Have you ever been outside on a hot day and craved a cold beer ever so badly? I have and I can remember finding that first sip of ice cold Corona (with a lime) gloriously refreshing. Have you ever noticed how that same Corona doesn’t taste nearly so good a few minutes later? Note: noticing this might depend on how many Coronas you’ve already had. I’ve noticed, but I thought it had to do with the beer warming in the sun. Turns out I was wrong, the sun hates beer. It is an indisputable fact of science. Okay, I made that up, but the sun can turn a beer “skunky” in a matter of minutes. Scientists have noted that UV light interacts with certain hop byproducts found in beer. When UV light hits these chemicals they breakdown into the very same chemical that humans revile in the scent of actual skunks. Who knew? Turns out these scientists did.
Apparently humans are super sensitive to this chemical and can detect less than a milligram in a swimming pool. This is why you might find yourself enjoying your beer a little less if you’ve been out in the sun. I’m writing about this because I found myself turning my nose up at a glass of delicious beer this past weekend. I was really concerned there was something wrong with me until I recalled reading about the sun’s malicious intent in a recent issue of Beer Advocate. I figured I’d best blog about this and spread the word. This Summer, if you plan on drinking your favorite beer out of a clear glass or drinking Corona, Sleemans, Dead Frog, Heineken, or Stella Artois out of the bottle, shield your drinking vessel from the sun to preserve the taste.
Have you seen those Corona commercials where two people are sitting on a fabulous beach with their bottles of Corona? They are advertising skunky beer and I find that funny. If only you could taste ads, more people might be drinking quality BC microbrew, no lime required.
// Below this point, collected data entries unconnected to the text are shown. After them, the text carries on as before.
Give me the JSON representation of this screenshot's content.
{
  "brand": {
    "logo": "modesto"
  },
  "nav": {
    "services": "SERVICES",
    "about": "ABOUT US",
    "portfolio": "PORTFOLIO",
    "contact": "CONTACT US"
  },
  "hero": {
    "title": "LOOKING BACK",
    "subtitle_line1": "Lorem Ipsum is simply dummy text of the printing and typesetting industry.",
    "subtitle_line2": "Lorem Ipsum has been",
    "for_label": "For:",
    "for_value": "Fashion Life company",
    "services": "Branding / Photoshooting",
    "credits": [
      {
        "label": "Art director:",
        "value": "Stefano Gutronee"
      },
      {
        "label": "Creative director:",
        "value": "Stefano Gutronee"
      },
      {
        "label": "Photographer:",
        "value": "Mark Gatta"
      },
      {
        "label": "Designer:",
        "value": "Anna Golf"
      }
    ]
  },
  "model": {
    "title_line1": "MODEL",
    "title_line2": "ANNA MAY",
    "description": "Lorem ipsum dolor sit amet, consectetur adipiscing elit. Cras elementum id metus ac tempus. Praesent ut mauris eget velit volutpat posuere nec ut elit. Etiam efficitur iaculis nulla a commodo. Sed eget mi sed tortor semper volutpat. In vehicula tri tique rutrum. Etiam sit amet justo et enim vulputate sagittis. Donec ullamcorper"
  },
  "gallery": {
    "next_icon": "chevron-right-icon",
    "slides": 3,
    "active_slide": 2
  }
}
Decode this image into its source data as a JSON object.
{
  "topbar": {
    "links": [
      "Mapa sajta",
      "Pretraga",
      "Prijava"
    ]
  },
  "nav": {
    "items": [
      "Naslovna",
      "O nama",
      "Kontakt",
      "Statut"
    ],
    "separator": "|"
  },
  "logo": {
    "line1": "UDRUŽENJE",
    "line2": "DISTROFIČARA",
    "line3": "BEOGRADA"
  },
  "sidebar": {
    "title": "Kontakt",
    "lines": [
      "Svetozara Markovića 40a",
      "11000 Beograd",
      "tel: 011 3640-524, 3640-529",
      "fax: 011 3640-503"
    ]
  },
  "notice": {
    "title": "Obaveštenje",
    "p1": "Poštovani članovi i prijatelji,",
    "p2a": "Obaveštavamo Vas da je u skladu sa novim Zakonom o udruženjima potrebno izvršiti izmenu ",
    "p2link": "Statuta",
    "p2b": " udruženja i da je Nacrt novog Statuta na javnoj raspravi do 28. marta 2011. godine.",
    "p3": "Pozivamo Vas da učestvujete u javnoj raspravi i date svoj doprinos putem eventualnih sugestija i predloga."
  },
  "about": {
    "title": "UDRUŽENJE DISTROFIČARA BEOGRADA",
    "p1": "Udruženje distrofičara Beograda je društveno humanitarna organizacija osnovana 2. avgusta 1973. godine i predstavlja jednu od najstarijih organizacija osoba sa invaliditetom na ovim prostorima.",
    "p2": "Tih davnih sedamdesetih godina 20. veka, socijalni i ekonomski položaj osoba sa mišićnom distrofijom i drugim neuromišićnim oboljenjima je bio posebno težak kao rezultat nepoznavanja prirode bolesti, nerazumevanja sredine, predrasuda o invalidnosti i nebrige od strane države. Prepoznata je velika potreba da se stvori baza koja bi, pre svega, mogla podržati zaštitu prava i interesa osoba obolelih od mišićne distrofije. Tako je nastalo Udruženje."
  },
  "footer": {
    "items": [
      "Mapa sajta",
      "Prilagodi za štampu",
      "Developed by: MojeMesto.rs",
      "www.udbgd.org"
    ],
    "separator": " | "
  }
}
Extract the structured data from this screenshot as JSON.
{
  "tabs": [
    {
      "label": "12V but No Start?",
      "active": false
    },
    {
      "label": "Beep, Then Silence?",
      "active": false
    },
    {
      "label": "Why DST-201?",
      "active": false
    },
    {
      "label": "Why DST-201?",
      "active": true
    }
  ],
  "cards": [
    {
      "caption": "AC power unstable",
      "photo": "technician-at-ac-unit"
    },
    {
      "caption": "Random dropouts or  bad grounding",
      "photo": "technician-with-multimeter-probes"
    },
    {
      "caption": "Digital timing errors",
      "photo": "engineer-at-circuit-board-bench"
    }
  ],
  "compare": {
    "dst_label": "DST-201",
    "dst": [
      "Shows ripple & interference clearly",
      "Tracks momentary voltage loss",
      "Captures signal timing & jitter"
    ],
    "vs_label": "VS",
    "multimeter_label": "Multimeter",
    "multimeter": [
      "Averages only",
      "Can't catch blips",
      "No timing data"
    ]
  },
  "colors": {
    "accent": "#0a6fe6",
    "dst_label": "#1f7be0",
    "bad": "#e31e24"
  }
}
North American Longneck Beer Bottle
In Canada, you’ll notice that most of the major breweries, and a good portion of the microbreweries, use the standard North American longneck beer bottle. The reasons for the widespread use of this bottle are predominantly cost related, because, what most people don’t realize, is that these bottle are reused up to 20 times! It’s weird when you consider the bottles you often drink from may have previously visited twenty other parties via twenty other people before you. When I think of some of the parties I’ve been to, this fact creeps me out. Still, this is a great example of the second R in action; environmentalists should drink more beer.
I visited Fort Garry Brewing in Winnipeg on a school trip during university. While I don’t recommend visiting Winnipeg in January, it was a pretty cool brewery tour. It was there that I got wise to beer bottle reusability. Fort Garry would get a dump of bottles from the depot, filter out the usable ones (Corona, Heineken, Sleeman, and other distinctive bottles), wash them, and put them right back into production. The whole process of purchase, consume, return, wash, refill, redistribute could take as little as a week to repeat itself. To discern the age of your bottle, take a look at the widest parts of the bottle just below the neck and above the base. You’ll see two lines where the bottles come in contact with the production line rollers. The more worn the lines on the bottle, the older the bottle is.
Another common perception among beer drinkers is that bottles are superior to cans. I do find that I enjoy drinking beer out of a bottle more than out of a can, but this has only to do with feel. I’ve heard complaints of beer tasting metallic when consumed out of a can, but pouring into a glass easily solves this problem. Cans are actually a better storage vessel for beer because they let no light through, plus they weigh less and are cheaper to ship. Exposure to light can greatly affect beer quality, which is why a darker bottle makes a better brewing vessel than a light bottle. Erik wrote a great post on the affect that light has on beer, because really, who wants a clear bottle anyway?